活躍する高卒新人にも闘志「負けたくはありません」


 ここまで二軍で過ごした26試合を、池田は「状態は悪くありませんが、思ったようには打てていません。全部が全部とらえられるわけではありませんが、打ち損じてファウルになることも多い」と振り返り、今後の課題として「1球で仕留める力をつけたい」と話していた。

 その点でいえば、この日の平良からの安打は「1球で仕留める」ことを実践できたということだろう。

 西武戦での3連勝を逃し、「打線はつながっているが、当てにいっての併殺など寂しい内容」と決定打不足を嘆いた中嶋聡監督も、池田については「本当に良いバッティングで、たいしたもの」と手放しで褒めた。
 
 小林二軍監督も「素直で、打撃で良いものを持っている。なかなか高卒1年目でファーストストライクから手が出るものではない。バットスイングも速い」と高く評価する。
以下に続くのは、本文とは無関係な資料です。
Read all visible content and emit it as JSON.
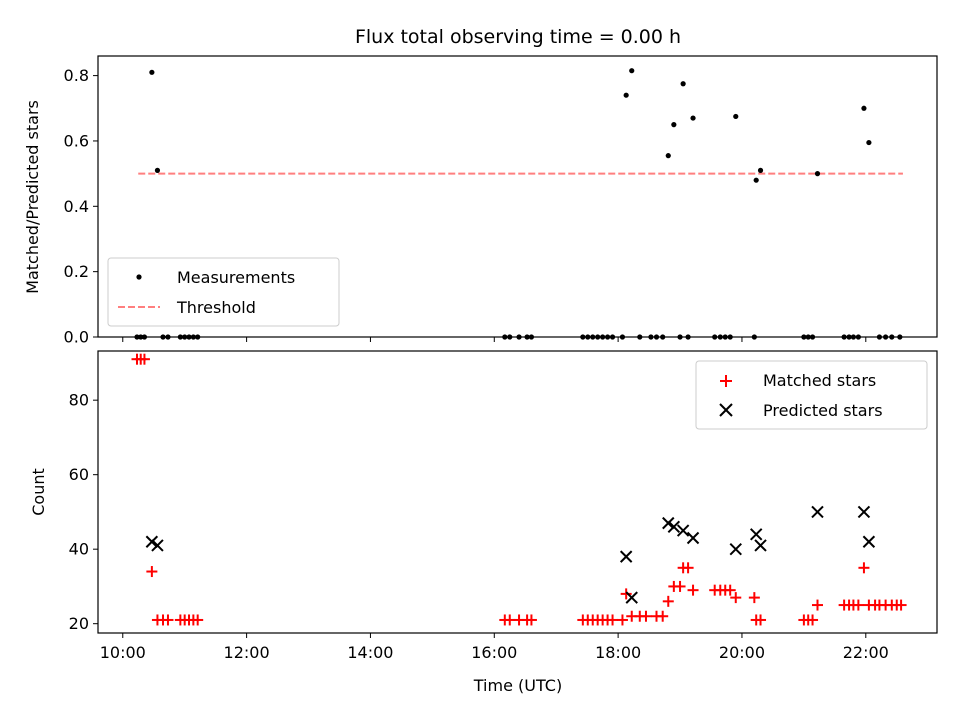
{
  "title": "Flux total observing time = 0.00 h",
  "chart_data": [
    {
      "type": "scatter",
      "ylabel": "Matched/Predicted stars",
      "xlim": [
        9.6,
        23.15
      ],
      "ylim": [
        0,
        0.86
      ],
      "yticks": [
        0.0,
        0.2,
        0.4,
        0.6,
        0.8
      ],
      "ytick_labels": [
        "0.0",
        "0.2",
        "0.4",
        "0.6",
        "0.8"
      ],
      "threshold": {
        "name": "Threshold",
        "value": 0.5,
        "x_start": 10.25,
        "x_end": 22.6,
        "color": "#ff7f7f",
        "style": "dashed"
      },
      "legend": {
        "position": "lower-left",
        "entries": [
          "Measurements",
          "Threshold"
        ]
      },
      "series": [
        {
          "name": "Measurements",
          "color": "#000000",
          "marker": "dot",
          "points": [
            [
              10.23,
              0
            ],
            [
              10.29,
              0
            ],
            [
              10.35,
              0
            ],
            [
              10.47,
              0.81
            ],
            [
              10.56,
              0.51
            ],
            [
              10.65,
              0
            ],
            [
              10.73,
              0
            ],
            [
              10.93,
              0
            ],
            [
              11.0,
              0
            ],
            [
              11.07,
              0
            ],
            [
              11.14,
              0
            ],
            [
              11.21,
              0
            ],
            [
              16.17,
              0
            ],
            [
              16.25,
              0
            ],
            [
              16.4,
              0
            ],
            [
              16.53,
              0
            ],
            [
              16.6,
              0
            ],
            [
              17.43,
              0
            ],
            [
              17.51,
              0
            ],
            [
              17.59,
              0
            ],
            [
              17.67,
              0
            ],
            [
              17.75,
              0
            ],
            [
              17.83,
              0
            ],
            [
              17.91,
              0
            ],
            [
              18.07,
              0
            ],
            [
              18.13,
              0.74
            ],
            [
              18.22,
              0.815
            ],
            [
              18.35,
              0
            ],
            [
              18.53,
              0
            ],
            [
              18.62,
              0
            ],
            [
              18.72,
              0
            ],
            [
              18.81,
              0.555
            ],
            [
              18.9,
              0.65
            ],
            [
              19.0,
              0
            ],
            [
              19.05,
              0.775
            ],
            [
              19.13,
              0
            ],
            [
              19.21,
              0.67
            ],
            [
              19.56,
              0
            ],
            [
              19.65,
              0
            ],
            [
              19.73,
              0
            ],
            [
              19.81,
              0
            ],
            [
              19.9,
              0.675
            ],
            [
              20.2,
              0
            ],
            [
              20.23,
              0.48
            ],
            [
              20.3,
              0.51
            ],
            [
              21.0,
              0
            ],
            [
              21.07,
              0
            ],
            [
              21.14,
              0
            ],
            [
              21.22,
              0.5
            ],
            [
              21.65,
              0
            ],
            [
              21.73,
              0
            ],
            [
              21.8,
              0
            ],
            [
              21.88,
              0
            ],
            [
              21.97,
              0.7
            ],
            [
              22.05,
              0.595
            ],
            [
              22.22,
              0
            ],
            [
              22.32,
              0
            ],
            [
              22.42,
              0
            ],
            [
              22.55,
              0
            ]
          ]
        }
      ]
    },
    {
      "type": "scatter",
      "xlabel": "Time (UTC)",
      "ylabel": "Count",
      "xlim": [
        9.6,
        23.15
      ],
      "ylim": [
        17.5,
        93.2
      ],
      "yticks": [
        20,
        40,
        60,
        80
      ],
      "ytick_labels": [
        "20",
        "40",
        "60",
        "80"
      ],
      "xticks": [
        10,
        12,
        14,
        16,
        18,
        20,
        22
      ],
      "xtick_labels": [
        "10:00",
        "12:00",
        "14:00",
        "16:00",
        "18:00",
        "20:00",
        "22:00"
      ],
      "legend": {
        "position": "top-right",
        "entries": [
          "Matched stars",
          "Predicted stars"
        ]
      },
      "series": [
        {
          "name": "Matched stars",
          "color": "#ff0000",
          "marker": "plus",
          "points": [
            [
              10.23,
              91
            ],
            [
              10.29,
              91
            ],
            [
              10.35,
              91
            ],
            [
              10.47,
              34
            ],
            [
              10.56,
              21
            ],
            [
              10.65,
              21
            ],
            [
              10.73,
              21
            ],
            [
              10.93,
              21
            ],
            [
              11.0,
              21
            ],
            [
              11.07,
              21
            ],
            [
              11.14,
              21
            ],
            [
              11.21,
              21
            ],
            [
              16.17,
              21
            ],
            [
              16.25,
              21
            ],
            [
              16.4,
              21
            ],
            [
              16.53,
              21
            ],
            [
              16.6,
              21
            ],
            [
              17.43,
              21
            ],
            [
              17.51,
              21
            ],
            [
              17.59,
              21
            ],
            [
              17.67,
              21
            ],
            [
              17.75,
              21
            ],
            [
              17.83,
              21
            ],
            [
              17.91,
              21
            ],
            [
              18.07,
              21
            ],
            [
              18.13,
              28
            ],
            [
              18.22,
              22
            ],
            [
              18.35,
              22
            ],
            [
              18.45,
              22
            ],
            [
              18.62,
              22
            ],
            [
              18.72,
              22
            ],
            [
              18.81,
              26
            ],
            [
              18.9,
              30
            ],
            [
              19.0,
              30
            ],
            [
              19.05,
              35
            ],
            [
              19.13,
              35
            ],
            [
              19.21,
              29
            ],
            [
              19.56,
              29
            ],
            [
              19.65,
              29
            ],
            [
              19.73,
              29
            ],
            [
              19.81,
              29
            ],
            [
              19.9,
              27
            ],
            [
              20.2,
              27
            ],
            [
              20.23,
              21
            ],
            [
              20.3,
              21
            ],
            [
              21.0,
              21
            ],
            [
              21.07,
              21
            ],
            [
              21.14,
              21
            ],
            [
              21.22,
              25
            ],
            [
              21.65,
              25
            ],
            [
              21.73,
              25
            ],
            [
              21.8,
              25
            ],
            [
              21.88,
              25
            ],
            [
              21.97,
              35
            ],
            [
              22.05,
              25
            ],
            [
              22.15,
              25
            ],
            [
              22.22,
              25
            ],
            [
              22.32,
              25
            ],
            [
              22.42,
              25
            ],
            [
              22.5,
              25
            ],
            [
              22.57,
              25
            ]
          ]
        },
        {
          "name": "Predicted stars",
          "color": "#000000",
          "marker": "x",
          "points": [
            [
              10.47,
              42
            ],
            [
              10.56,
              41
            ],
            [
              18.13,
              38
            ],
            [
              18.22,
              27
            ],
            [
              18.81,
              47
            ],
            [
              18.9,
              46
            ],
            [
              19.05,
              45
            ],
            [
              19.21,
              43
            ],
            [
              19.9,
              40
            ],
            [
              20.23,
              44
            ],
            [
              20.3,
              41
            ],
            [
              21.22,
              50
            ],
            [
              21.97,
              50
            ],
            [
              22.05,
              42
            ]
          ]
        }
      ]
    }
  ]
}
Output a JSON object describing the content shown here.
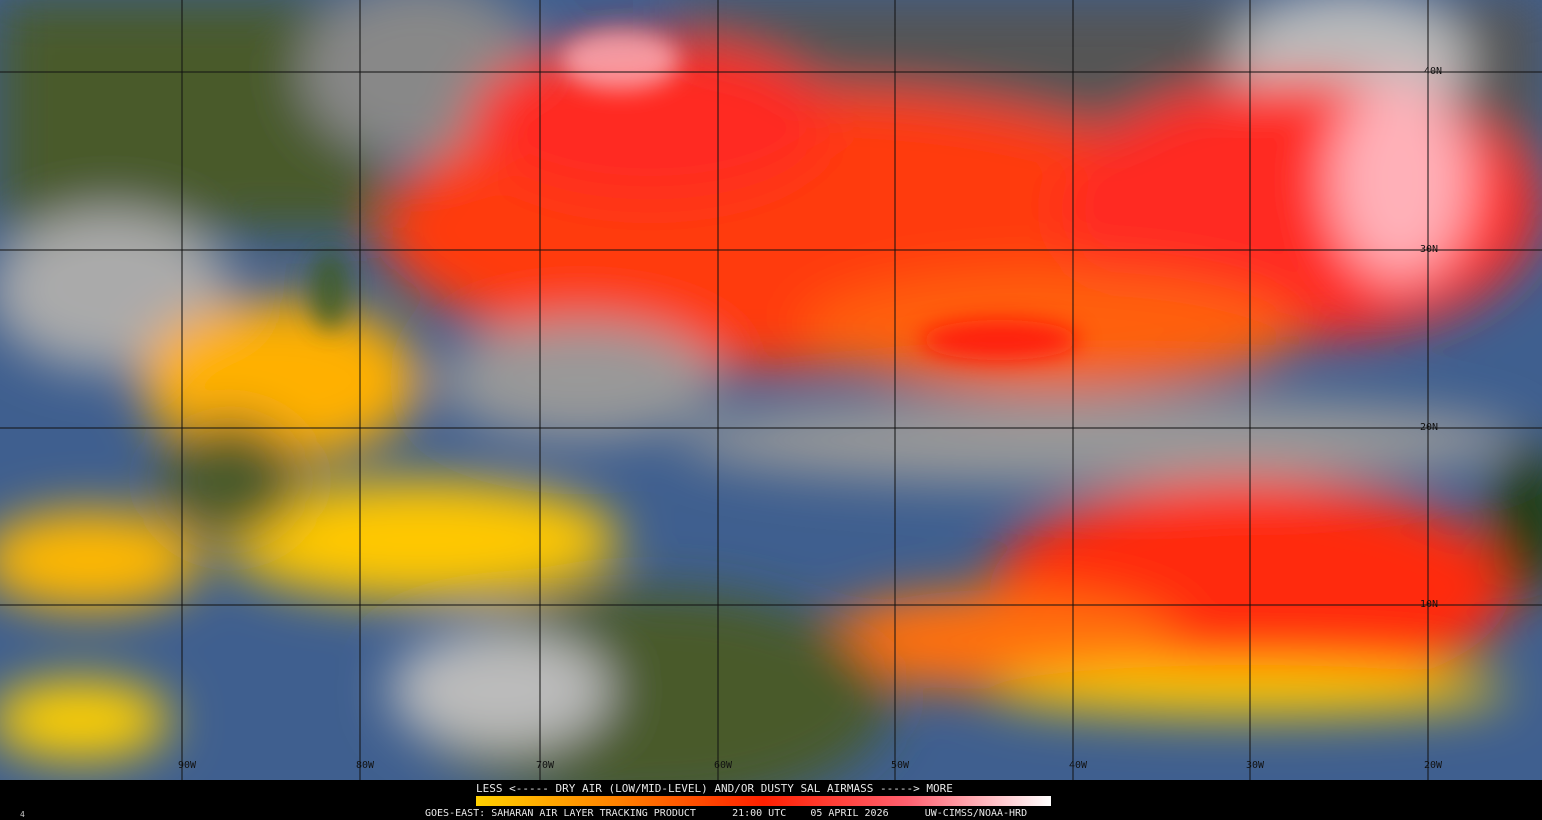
{
  "map": {
    "lat_labels": [
      "40N",
      "30N",
      "20N",
      "10N"
    ],
    "lon_labels": [
      "90W",
      "80W",
      "70W",
      "60W",
      "50W",
      "40W",
      "30W",
      "20W"
    ]
  },
  "legend": {
    "title": "LESS <----- DRY AIR (LOW/MID-LEVEL) AND/OR DUSTY SAL AIRMASS -----> MORE",
    "colors": [
      "#ffd000",
      "#ff8000",
      "#ff2000",
      "#ff6070",
      "#ffffff"
    ]
  },
  "credit": {
    "product": "GOES-EAST: SAHARAN AIR LAYER TRACKING PRODUCT",
    "time": "21:00 UTC",
    "date": "05 APRIL 2026",
    "source": "UW-CIMSS/NOAA-HRD"
  },
  "corner_mark": "4"
}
 金属バットから木製バットへの移行も、スムーズに進んだようだ。

 キャンプ当初はよくしなるバットを使っていたが、今は「プロの球は速いので、しっかりと振れるように875グラム程度に軽くしています」という。「対策されるほどの選手ではありませんが、自分なりに投手を研究し、対応できるように打席の中で工夫したい」とも。


 ロッテの新人・松川虎生(市和歌山高)の活躍も刺激になる。「開幕から一軍ですごいなと思うが、負けたくはありません。お互いに頑張っていきたい」と目を輝かせた。

 今季の目標は「結果も大事ですが、一番はケガをせず1年を過ごすこと」。昨年のドラフトではチームでただ一人の高校生だったが、強豪・大阪桐蔭で主将を務めただけあって、しっかりと足元を見つめている。